Today’s Tidbits: October 29, 2018

Today’s Tidbits: October 29, 2018

Here are’s tidbits for October 29, 2018:  Epps not sure why she was bumped from ISS mission; Hubble back in business; ESA ministers endorse future vision. Be sure to check our website for feature stories and follow us on Twitter (@SpcPlcyOnline) for more news and live tweeting of events.

Epps Not Sure Why She was Bumped From ISS Mission

NASA astronaut Jeanette Epps speaking at the Center for Strategic and International Studies (CSIS), October 29, 2018. Screengrab.

NASA astronaut Jeanette Epps reiterated today that she does not know why she was removed from her mission to the International Space Station (ISS).  Epps was training in Russia for the Expedition 56/57 mission that launched in June on Soyuz MS-09 when she was informed that she would not fly after all.   She was replaced by Serena Auñón-Chancellor.

Epps would have been the first African-American on a long-duration ISS expedition mission.

Speaking at a CSIS event this evening, she said her removal was a “management decision” that she does not yet understand and “we are still working through it.”  Asked if it was racially motivated or if the Russians were involved, she emphasized that her training was going well and her work with the Russians was “very friendly and very warm. … I wouldn’t say that the Russians had anything to do with this. … In my opinion I don’t think that they did.  Whether race played an issue,  I don’t know what’s in the mind of other people, I can’t say that, oh, definitely, or anything like that.  So I’m not quite sure of the reasons myself.  I do see a lot in the media of people speculating, but it is all speculation at this point.”

She has not been assigned to another mission yet, but is hopeful that’s in her future.

Hubble Back in Business

The Hubble Space Telescope is back to work making science observations of the universe.  Engineers were able to get a balky gyro working again.

As we reported earlier, Hubble needs three gyros to be able to do its full science workload.  It has six, all of which were replaced the last time it was visited by astronauts aboard a space shuttle in 2009.  Three were an older version, and three an improved design.  All three of the older versions have failed, as expected.  When the last of those failed on October 5, operators turned on one of the improved gyros that had been dormant for 7.5 years.  It did not operate as planned.   They finally got it working by turning the telescope in opposite directions (“slewing”) to clear any blockage in the “float” (the cylinder in which the gyro’s wheel is mounted).

After several days of additional testing, Hubble was put back into science mode late on October 26 and it completed its first new set of science observations at 2:10 am ET on October 27.

ESA Ministers Endorse Future Vision

Ministers from member countries of the European Space Agency (ESA) have endorsed a proposed vision for the future of Europe in space.

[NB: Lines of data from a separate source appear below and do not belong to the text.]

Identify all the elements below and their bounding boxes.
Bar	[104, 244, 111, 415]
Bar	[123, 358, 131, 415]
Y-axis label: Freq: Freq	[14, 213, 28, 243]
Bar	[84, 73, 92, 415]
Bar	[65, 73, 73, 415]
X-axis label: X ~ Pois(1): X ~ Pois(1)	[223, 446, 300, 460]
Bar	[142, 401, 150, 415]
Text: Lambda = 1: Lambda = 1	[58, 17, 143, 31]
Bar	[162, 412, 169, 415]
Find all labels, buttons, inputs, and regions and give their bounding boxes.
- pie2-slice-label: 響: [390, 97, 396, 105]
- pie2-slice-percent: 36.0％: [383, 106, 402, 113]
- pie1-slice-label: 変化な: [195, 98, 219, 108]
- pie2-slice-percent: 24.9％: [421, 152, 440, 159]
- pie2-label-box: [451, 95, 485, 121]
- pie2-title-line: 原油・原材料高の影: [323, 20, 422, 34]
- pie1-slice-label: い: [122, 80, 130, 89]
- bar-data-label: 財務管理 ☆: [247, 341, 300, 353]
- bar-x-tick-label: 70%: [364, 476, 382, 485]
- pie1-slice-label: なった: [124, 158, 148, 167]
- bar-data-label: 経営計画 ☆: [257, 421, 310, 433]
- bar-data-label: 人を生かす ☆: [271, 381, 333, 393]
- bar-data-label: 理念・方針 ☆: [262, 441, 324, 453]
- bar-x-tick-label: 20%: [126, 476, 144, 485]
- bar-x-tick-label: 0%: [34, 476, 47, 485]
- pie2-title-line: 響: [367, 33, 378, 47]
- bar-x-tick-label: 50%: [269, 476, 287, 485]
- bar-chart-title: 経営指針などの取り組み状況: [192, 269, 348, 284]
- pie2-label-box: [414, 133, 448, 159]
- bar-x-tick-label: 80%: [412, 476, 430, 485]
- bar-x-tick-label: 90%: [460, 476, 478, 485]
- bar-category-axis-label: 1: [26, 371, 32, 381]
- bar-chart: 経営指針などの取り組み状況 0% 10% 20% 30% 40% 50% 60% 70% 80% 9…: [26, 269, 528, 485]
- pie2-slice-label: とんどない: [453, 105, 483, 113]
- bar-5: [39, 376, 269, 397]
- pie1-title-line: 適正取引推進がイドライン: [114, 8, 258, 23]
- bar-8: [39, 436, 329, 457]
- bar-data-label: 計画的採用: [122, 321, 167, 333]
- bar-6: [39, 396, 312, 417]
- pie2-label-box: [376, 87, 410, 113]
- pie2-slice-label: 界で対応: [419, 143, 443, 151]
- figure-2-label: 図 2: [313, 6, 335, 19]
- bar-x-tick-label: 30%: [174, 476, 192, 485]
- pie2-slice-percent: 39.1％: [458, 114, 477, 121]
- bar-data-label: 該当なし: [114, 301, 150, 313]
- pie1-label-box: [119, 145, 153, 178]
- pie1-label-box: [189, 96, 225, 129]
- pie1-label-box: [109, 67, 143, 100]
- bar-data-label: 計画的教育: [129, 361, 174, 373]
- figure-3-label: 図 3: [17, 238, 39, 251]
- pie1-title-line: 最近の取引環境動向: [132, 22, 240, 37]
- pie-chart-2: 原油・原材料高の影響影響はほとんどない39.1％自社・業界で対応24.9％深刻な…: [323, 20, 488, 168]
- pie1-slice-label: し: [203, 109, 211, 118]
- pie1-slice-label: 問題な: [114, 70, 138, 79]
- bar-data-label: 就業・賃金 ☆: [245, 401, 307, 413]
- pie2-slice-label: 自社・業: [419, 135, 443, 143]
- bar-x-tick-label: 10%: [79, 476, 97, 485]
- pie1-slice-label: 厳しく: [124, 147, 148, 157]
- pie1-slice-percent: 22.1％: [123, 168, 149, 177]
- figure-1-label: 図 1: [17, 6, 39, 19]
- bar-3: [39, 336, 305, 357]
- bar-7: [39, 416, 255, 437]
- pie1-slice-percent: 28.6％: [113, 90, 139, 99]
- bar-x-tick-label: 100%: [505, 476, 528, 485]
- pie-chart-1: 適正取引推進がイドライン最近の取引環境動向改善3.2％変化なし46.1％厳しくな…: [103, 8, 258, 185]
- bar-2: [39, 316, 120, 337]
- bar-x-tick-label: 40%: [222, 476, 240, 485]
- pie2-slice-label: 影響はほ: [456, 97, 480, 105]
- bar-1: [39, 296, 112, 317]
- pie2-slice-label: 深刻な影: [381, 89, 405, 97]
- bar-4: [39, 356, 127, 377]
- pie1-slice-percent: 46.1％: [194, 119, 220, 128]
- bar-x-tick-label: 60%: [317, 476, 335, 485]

An Intermediate Ministerial Meeting (IMM18) of the ministers responsible for space activities from ESA’s member states was held on October 25 in preparation for the upcoming “Space19+” Ministerial Council meeting scheduled for November 2019.

According to an ESA press release, the four “most important decisions” that will face the ministers at Space19+ are:

With respect to programmatic content:

  • to restore ESA’s science programme as the world leader in the physics of the Universe by reversing the long-standing decline in buying power of the Level of Resources;
  • to make Europe central to the new era of global space exploration – forward to the Moon and on to Mars – working with existing (e.g. US) and new partners (e.g. China);
  • to partner with industry to achieve economic growth and societal benefit in traditional applications fields as well as in the new emerging domain of space safety and security (for example, satellites in global 5G communications; managing threats from extreme space weather; enabling new opportunities and markets in space such as in-orbit servicing) through both traditional partnerships and projects as well as ones pushing for more industrial involvement and responsibility; and
  • to reinforce technical innovation spin-in and spin-off.

Decisions will also be needed with regard to ESA’s relationship with the European Union, and policy and regulatory issues.

To that end, the IMM18 endorsed ESA Director General Jan Woerner’s proposal “for the future of Europe in space” including science and exploration, applications, access to space, operations and R&D, including space safety and security.  Read more at: [].

ESA has 22 members (Austria, Belgium, Czech Republic, Denmark, Estonia, Finland, France, Germany, Greece, Hungary, Ireland, Italy, Luxembourg, the Netherlands, Norway, Poland, Portugal, Romania, Spain, Sweden, Switzerland and the United Kingdom), an associate member (Slovenia), and Cooperation Agreements with Canada and seven other European countries (Bulgaria, Croatia, Cyprus, Latvia, Lithuania, Malta and Slovakia).  It has a long history of cooperating with the United States and is a partner in the International Space Station (ISS) program.  It also has cooperative agreements with China in science and human spaceflight and ESA astronauts have trained with their Chinese counterparts.  China is planning to build its own multi-modular space station which it hopes to have operational by 2022.